Honorable lector, te propongo asumir el peso de la más férrea de las verdades, te reto a que te
plantes firme frente a los Patriotas y a los Realistas, frente a Miranda y a Monteverde, frente a
Páez y a Morillo; y le digas en su cara lo vano que fueron sus muertes.
Ondeamos en nuestro tricolor el color rojo, rememorando la sangre que regó los campos de
batallas, no obstante, parecemos olvidar que jamás cosechamos los frutos de aquella cruenta
siembra. No solo nos enfrentamos al irrespeto absoluto por el sacrificio emprendido por
venezolanos de bando y bando que lucharon entre hermanos por lo que creían era noble, a su vez
esta generación se está haciendo cómplice de la decadencia que mantiene al país en la miseria.
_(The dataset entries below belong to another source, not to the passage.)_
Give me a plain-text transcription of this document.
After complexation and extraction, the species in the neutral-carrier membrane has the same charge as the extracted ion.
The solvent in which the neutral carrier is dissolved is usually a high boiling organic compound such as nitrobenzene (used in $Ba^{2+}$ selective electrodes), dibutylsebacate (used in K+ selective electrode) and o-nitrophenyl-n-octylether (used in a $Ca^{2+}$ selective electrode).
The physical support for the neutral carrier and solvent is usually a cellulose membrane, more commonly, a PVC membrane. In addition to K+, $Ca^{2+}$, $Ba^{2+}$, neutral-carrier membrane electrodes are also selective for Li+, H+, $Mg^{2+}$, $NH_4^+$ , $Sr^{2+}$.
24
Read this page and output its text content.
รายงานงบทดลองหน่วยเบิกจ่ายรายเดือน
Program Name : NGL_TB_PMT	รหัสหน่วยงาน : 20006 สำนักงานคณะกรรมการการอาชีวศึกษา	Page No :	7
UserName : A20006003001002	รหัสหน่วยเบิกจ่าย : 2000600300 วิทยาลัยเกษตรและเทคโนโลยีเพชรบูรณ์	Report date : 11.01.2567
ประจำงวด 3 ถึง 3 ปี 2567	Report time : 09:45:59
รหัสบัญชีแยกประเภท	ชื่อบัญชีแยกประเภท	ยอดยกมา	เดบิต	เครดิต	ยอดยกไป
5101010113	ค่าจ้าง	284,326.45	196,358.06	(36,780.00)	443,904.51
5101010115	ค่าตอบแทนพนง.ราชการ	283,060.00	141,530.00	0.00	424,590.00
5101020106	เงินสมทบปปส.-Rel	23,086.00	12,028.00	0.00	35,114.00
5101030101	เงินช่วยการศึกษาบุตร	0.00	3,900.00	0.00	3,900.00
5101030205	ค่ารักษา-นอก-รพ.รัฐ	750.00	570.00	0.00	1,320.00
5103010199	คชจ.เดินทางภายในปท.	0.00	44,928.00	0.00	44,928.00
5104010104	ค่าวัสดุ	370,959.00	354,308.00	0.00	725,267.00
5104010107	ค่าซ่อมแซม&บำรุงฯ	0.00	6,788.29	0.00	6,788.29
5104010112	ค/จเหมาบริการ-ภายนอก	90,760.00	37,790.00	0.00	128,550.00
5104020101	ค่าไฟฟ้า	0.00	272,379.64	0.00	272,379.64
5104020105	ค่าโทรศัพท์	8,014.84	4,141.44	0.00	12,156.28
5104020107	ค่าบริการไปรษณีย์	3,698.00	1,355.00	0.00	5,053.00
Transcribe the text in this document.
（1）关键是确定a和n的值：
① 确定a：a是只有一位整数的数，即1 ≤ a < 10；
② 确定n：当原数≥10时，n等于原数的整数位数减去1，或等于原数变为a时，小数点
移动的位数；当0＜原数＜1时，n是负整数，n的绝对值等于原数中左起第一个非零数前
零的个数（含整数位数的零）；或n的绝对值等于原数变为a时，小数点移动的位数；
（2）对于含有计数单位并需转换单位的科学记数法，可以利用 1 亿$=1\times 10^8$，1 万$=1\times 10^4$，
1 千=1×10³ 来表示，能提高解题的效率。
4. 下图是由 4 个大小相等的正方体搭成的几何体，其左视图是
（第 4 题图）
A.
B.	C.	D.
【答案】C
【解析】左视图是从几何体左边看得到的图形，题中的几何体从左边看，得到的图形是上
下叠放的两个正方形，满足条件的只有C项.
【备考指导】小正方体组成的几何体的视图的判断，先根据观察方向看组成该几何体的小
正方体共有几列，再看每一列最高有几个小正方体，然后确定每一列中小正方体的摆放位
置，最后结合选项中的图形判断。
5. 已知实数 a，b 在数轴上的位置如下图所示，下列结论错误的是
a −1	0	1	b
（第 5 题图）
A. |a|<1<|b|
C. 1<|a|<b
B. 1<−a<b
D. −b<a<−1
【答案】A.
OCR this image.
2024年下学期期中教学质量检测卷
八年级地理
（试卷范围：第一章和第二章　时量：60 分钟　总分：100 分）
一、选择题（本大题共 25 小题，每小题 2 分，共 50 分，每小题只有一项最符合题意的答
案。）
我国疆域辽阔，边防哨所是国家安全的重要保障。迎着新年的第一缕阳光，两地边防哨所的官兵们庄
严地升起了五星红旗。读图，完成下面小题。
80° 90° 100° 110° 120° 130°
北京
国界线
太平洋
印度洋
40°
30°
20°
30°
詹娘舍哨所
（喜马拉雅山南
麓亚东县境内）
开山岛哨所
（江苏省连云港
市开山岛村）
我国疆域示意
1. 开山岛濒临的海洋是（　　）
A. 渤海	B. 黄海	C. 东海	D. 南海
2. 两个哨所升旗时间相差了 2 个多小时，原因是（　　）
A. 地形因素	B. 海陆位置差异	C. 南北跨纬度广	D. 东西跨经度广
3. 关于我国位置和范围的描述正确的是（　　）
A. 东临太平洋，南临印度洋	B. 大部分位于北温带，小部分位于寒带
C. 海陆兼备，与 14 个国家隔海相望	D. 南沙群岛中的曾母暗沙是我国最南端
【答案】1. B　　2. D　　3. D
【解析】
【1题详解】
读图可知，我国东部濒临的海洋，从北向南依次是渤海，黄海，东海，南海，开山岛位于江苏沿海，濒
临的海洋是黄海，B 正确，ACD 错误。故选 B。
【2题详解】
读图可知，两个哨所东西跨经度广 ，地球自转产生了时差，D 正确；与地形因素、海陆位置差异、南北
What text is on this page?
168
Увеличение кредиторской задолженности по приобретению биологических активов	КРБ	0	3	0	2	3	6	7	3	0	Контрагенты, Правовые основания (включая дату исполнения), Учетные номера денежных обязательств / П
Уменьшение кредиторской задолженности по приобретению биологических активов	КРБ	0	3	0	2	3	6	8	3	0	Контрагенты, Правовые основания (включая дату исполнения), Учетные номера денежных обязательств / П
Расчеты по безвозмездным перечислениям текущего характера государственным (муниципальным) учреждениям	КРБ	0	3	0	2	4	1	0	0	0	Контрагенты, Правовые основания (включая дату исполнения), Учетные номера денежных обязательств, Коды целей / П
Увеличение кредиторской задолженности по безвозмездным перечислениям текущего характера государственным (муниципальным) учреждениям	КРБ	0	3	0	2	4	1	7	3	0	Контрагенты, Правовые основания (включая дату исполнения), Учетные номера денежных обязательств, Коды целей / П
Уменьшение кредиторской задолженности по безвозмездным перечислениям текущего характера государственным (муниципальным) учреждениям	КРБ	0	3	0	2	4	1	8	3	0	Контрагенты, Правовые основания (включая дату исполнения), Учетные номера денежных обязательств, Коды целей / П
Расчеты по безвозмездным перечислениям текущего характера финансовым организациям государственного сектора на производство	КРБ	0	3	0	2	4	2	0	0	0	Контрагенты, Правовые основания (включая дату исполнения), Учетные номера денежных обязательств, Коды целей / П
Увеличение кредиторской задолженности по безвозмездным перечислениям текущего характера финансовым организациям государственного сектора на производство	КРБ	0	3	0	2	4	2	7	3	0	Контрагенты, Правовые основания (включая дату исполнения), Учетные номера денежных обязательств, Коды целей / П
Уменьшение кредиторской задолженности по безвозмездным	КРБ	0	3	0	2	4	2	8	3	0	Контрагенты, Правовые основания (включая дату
Venezuela necesita hoy hombres probos, forjados en la fragua de la lucha y el coraje. La ardua
cruzada de regeneración nacional requiere que retomemos las cuatro virtudes cardinales que
modelaron a occidente desde sus inicios: Justicia, Prudencia, Fortaleza y Templanza. Acompañadas
desde luego por el ardoroso fuego de amor por la Patria y el fervor por la trascendencia del
espíritu humano más allá de lo material.
Nada de cuartas ni quintas, mucho menos sextas; Venezuela será constituida como la República,
no un mero ensayo del montón.
Asumamos la jovial y elevada pugna por nuestra Dignidad. Frente a las infamias sostenidas por el
marxismo de Materialismo, Internacionalismo y Degeneración; impongamos firmes las eternas
verdades de Dios, la Patria y la Familia.